Cerpen Mochamad Taufik
HATIPENA.COM – Di sebuah kota kecil, hiduplah seorang anak bernama Rafi, seorang bocah berusia 12 tahun yang gemar membaca. Namun, ada satu kebiasaan buruknya—ia membenci menulis. Baginya, menulis adalah hal yang membosankan dan tidak penting.
Suatu hari, saat istirahat di sekolah, guru mereka, Ustaz Haris, datang dengan membawa sebuah pena tua yang terlihat antik. Anak-anak segera mengelilinginya dengan rasa ingin tahu.

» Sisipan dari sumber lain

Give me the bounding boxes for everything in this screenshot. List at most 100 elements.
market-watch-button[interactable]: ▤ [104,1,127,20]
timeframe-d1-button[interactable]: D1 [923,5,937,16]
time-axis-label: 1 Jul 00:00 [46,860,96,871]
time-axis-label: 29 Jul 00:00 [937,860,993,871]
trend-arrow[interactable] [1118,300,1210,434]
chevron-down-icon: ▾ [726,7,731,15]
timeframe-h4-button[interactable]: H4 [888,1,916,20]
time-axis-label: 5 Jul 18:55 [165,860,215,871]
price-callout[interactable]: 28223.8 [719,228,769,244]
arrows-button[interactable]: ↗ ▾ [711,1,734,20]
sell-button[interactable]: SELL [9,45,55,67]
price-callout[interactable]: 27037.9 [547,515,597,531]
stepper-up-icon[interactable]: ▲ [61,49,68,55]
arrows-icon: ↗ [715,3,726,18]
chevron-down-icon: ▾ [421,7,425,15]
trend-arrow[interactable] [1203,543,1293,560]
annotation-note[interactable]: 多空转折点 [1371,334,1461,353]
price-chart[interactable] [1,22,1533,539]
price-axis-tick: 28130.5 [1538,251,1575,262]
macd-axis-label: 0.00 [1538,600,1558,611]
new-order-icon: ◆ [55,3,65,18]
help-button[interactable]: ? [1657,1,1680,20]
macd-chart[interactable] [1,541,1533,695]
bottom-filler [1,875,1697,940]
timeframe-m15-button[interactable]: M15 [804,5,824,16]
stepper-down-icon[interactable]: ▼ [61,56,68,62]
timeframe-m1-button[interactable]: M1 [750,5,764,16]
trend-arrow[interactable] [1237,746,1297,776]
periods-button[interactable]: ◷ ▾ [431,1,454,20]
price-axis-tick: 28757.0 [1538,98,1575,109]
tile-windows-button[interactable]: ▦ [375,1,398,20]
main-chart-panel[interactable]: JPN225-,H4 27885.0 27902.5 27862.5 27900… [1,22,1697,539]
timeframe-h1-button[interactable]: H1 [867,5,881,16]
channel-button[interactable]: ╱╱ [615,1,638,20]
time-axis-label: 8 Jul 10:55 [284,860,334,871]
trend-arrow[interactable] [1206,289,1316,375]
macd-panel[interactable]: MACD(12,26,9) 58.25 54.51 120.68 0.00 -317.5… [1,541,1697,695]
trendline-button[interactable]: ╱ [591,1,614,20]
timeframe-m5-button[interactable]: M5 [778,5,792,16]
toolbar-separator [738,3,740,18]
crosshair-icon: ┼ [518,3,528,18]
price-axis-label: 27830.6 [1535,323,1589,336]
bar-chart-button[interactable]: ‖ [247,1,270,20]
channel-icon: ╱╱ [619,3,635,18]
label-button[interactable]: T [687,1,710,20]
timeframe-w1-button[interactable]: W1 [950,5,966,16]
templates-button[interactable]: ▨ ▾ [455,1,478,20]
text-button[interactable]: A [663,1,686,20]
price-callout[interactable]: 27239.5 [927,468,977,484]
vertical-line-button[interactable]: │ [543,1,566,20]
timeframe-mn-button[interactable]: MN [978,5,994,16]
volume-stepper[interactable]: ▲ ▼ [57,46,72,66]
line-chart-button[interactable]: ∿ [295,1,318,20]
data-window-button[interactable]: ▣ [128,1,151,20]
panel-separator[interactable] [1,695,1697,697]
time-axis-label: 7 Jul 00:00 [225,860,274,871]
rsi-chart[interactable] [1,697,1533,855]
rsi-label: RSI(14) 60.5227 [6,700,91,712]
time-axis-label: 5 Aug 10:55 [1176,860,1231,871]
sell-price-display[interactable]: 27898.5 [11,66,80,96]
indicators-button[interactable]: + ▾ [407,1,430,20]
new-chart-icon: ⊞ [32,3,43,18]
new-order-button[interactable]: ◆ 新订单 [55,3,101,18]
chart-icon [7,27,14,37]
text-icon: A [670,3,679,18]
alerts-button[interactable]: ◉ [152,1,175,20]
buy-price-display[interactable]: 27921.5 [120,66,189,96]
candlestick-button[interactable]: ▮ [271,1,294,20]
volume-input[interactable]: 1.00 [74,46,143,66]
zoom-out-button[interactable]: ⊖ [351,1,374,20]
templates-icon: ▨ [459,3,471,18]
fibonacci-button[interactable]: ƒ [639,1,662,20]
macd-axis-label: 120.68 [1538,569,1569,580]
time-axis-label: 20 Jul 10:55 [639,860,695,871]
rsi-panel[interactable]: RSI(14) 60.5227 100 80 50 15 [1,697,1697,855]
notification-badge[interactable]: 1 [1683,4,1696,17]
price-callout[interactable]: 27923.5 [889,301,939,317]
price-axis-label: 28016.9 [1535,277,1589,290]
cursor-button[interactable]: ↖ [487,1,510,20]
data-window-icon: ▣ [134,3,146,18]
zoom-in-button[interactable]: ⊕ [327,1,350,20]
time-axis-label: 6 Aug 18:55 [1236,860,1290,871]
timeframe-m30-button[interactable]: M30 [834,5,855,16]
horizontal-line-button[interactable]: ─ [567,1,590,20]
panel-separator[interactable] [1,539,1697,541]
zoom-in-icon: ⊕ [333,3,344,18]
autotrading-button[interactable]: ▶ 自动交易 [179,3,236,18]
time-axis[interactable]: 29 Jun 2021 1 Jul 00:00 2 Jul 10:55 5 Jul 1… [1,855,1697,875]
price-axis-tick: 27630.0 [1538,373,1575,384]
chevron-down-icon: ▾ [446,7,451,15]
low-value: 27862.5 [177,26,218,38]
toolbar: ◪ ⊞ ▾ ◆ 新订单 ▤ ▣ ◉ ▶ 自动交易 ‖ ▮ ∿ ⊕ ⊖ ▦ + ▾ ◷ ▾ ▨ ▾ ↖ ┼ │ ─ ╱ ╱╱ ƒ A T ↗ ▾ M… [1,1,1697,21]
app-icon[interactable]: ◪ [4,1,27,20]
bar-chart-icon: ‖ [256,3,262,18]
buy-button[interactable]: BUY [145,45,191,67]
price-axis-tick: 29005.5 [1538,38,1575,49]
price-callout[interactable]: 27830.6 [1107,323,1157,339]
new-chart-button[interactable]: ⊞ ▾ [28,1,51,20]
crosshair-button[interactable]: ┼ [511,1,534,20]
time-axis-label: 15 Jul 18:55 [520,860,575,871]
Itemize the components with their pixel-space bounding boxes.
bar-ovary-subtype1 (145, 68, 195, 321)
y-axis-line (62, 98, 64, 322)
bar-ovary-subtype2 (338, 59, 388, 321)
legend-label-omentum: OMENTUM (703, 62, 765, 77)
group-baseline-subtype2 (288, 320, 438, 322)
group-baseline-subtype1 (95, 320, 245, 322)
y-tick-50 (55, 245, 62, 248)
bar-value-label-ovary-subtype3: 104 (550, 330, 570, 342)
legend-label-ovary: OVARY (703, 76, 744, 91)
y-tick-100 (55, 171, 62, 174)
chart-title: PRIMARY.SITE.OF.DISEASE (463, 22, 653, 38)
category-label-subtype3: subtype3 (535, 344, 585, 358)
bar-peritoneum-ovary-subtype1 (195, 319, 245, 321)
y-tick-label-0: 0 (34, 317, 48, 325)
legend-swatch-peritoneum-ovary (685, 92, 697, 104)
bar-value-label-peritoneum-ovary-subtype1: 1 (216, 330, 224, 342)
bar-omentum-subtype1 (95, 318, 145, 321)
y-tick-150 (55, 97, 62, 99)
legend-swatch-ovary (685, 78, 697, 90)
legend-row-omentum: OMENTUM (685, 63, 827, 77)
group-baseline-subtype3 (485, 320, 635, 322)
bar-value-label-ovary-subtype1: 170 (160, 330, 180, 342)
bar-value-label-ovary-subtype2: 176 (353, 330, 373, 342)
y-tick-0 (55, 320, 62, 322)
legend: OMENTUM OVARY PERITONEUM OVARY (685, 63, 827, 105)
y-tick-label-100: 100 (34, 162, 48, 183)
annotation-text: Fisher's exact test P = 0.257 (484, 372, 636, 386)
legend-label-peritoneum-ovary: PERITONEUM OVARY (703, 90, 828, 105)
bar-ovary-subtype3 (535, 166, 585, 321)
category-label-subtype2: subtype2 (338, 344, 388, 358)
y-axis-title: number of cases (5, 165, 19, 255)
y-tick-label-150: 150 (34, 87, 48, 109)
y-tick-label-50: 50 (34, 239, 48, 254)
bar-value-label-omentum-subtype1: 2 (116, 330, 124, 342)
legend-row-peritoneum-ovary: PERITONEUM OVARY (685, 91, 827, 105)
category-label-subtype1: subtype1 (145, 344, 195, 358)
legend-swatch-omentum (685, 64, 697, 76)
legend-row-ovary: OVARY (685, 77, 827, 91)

“Anak-anak, siapa yang tahu apa benda ini?” tanya Ustaz Haris sambil mengangkat pena itu.
“Itu hanya pena biasa, Ustaz!” jawab Rafi santai.
Ustaz Haris tersenyum. “Betulkah? Pena ini milik seorang ulama besar yang tulisannya masih dibaca hingga kini. Kalian tahu siapa dia?”
Anak-anak menggeleng.
“Dia adalah Imam Al-Ghazali. Dengan pena ini, ia menulis kitab-kitab yang telah mengubah dunia Islam.”
Mendengar itu, Rafi mulai tertarik. Ia bertanya, “Tapi, Ustaz, bukankah zaman sekarang kita bisa menonton video atau mendengar ceramah? Untuk apa menulis?”
Ustaz Haris tersenyum dan mengeluarkan Al-Qur’an kecil dari sakunya. “Rafi, tahukah kamu, wahyu pertama yang Allah turunkan bukan perintah shalat atau puasa, tapi perintah membaca dan menulis?”
Kemudian, beliau membaca ayat pertama dari Surah Al-‘Alaq:
اِقْرَأْ بِاسْمِ رَبِّكَ الَّذِي خَلَقَ خَلَقَ الْإِنسَانَ مِنْ عَلَقٍ اقْرَأْ وَرَبُّكَ الْأَكْرَمُ الَّذِي عَلَّمَ بِالْقَلَمِ
“Bacalah dengan (menyebut) nama Tuhanmu yang menciptakan. Dia telah menciptakan manusia dari segumpal darah. Bacalah, dan Tuhanmulah Yang Maha Mulia, yang mengajar (manusia) dengan pena.” (QS. Al-‘Alaq: 1-4).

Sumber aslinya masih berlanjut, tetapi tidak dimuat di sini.